Hermann Queck ist Bürgermeister von Buchbrunn. „In meinem Ort ist alles in Ordnung“, sagt er. „Nur ein Gasthaus fehlt uns.“ Und das schon ziemlich lange. 1998 ist die Wirtschaft geschlossen worden, vier Jahre später hat es die Gemeinde gekauft. „Immer wieder sind wir seither gefragt worden, ob wir dort Bauplätze schaffen“, erzählt Queck. Bisher hat sich die Gemeinde erfolgreich gewehrt. Die Sehnsucht nach einer Wirtschaft ist zu groß. „Vielleicht bekommen wir es jetzt über die Dorferneuerung hin“, hofft Queck. Mit 500 000 bis 800 000 Euro rechnet er für den nötigen Umbau. „Und dann würde uns immer noch ein Konzept fehlen.“
Buchbrunn ist kein Sonderfall. Aber auch nicht die Regel. 1500 Gasthäuser haben bayernweit in den letzten fünf Jahren geschlossen. Verbandspräsident Ulrich Brandl spricht von einer „massiven Bereinigung.“ Vor allem die so genannten getränkeorientierten Gasthäuser haben einen massiven Rückgang erlebt. Von den 2056 Gemeinden in Bayern haben 764 keine Kneipe mehr. „Deutschlandweit hat jede dritte Kneipe in den letzten zehn Jahren dicht gemacht“, erklärt Prof. Dr. Hans Hopfinger, ehemaliger Lehrstuhlinhaber Kulturgeografie an der Universität Eichstätt-Ingolstadt, der im letzten Jahr eine entsprechende Studie veröffentlicht hat. Ganz ohne Gasthaus müssen allerdings nur 137 Gemeinden – oder 6,7 Prozent – auskommen. Die Wirtshäuser, die sich auf Essen spezialisieren, haben offensichtlich eine bessere Zukunft.
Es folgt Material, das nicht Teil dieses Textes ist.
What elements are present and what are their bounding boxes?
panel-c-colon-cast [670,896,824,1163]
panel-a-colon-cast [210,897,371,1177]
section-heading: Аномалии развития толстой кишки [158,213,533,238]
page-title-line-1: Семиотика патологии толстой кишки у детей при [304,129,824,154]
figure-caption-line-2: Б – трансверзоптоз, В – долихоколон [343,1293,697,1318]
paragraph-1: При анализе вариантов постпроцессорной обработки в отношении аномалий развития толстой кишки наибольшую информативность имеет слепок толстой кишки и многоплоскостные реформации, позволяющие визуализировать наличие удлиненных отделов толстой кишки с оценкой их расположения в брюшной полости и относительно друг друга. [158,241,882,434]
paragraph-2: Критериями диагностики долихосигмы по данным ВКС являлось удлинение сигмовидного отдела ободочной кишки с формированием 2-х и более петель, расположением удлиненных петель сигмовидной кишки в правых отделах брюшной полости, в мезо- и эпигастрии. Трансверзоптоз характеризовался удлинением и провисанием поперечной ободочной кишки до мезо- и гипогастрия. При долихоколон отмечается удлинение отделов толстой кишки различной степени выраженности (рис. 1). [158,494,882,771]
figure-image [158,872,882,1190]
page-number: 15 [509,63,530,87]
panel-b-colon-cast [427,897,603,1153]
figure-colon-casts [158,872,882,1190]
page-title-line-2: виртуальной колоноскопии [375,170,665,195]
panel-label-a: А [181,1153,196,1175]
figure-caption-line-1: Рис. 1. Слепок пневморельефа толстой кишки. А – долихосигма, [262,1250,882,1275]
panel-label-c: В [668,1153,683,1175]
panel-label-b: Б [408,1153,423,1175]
Karl-Dieter Fuchs ist Bürgermeister von Mainstockheim. Rund 2000 Einwohner, vier Gaststätten. Das Vereinsheim hat erst in diesen Tagen wieder geöffnet. Dennoch ist er nicht rundum glücklich. Nicht jeder Tag ist abgedeckt, nicht jeder Gästewunsch kann erfüllt werden. Die Gemeinde überlegt, den ehemaligen Gasthof Stern wieder mit Leben zu erwecken.
Die Entwicklungen im Freistaat sind sehr unterschiedlich. Strukturschwache Gebiete verlieren oft auch ihre Gasthäuser, rund um den Münchner Speckgürtel ist dagegen ein Wachstum zu verzeichnen. Caterer und Bäckereien mit Imbiss legen bayernweit ebenfalls zu. Insgesamt haben sich die Kennzahlen allerdings deutlich verschoben. „Die Konsumausgaben haben sich radikal reduziert“, informiert Hopfinger. Nurmehr 13 Prozent des verfügbaren Einkommens würde heutzutage für Nahrungs- und Genussmittel ausgegeben. Vor hundert Jahren waren es fast 50 Prozent. „Und die Preisakzeptanz ist in weiten Teilen der Gesellschaft nicht mehr gegeben“, so Ulrich Brandl. Dabei zahle man in einem Wirtshaus ja nicht nur für die Produkte, sondern auch fürs Ambiente. Die Folge für viele Wirtsleute: Geld für nötige Investitionen fehlt. Spätestens wenn die Betriebsübergabe ansteht, wird es eng. „Viele Wirtsleute möchten ihren Kindern den Beruf auch gar nicht mehr antun“, sagt Brandl.
Als Insel der Glückseligen bezeichnet Prof. Hopfinger den Landkreis Kitzingen. Thomas Dauenhauer, stellvertretender Dehoga-Vorsitzender im Kreis Kitzingen, weiß um die Trumpfkarte: Ein funktionierender Tourismus, gerade im Maintal. „Aber im tiefen Steigerwald oder Richtung Rhön schaut das schon wieder ganz anders aus.“ Dauenhauer kennt die Ursachen: eine ausufernde Dokumentationspflicht, der Mindestlohn, unflexible Arbeitszeitregelungen. „Allen voran ist ein einheitlich reduzierter Steuersatz für das gesamte Gastgewerbe eine Voraussetzung für den Fortbestand der Wirtshaustradition“, meint Ulrich Brandl.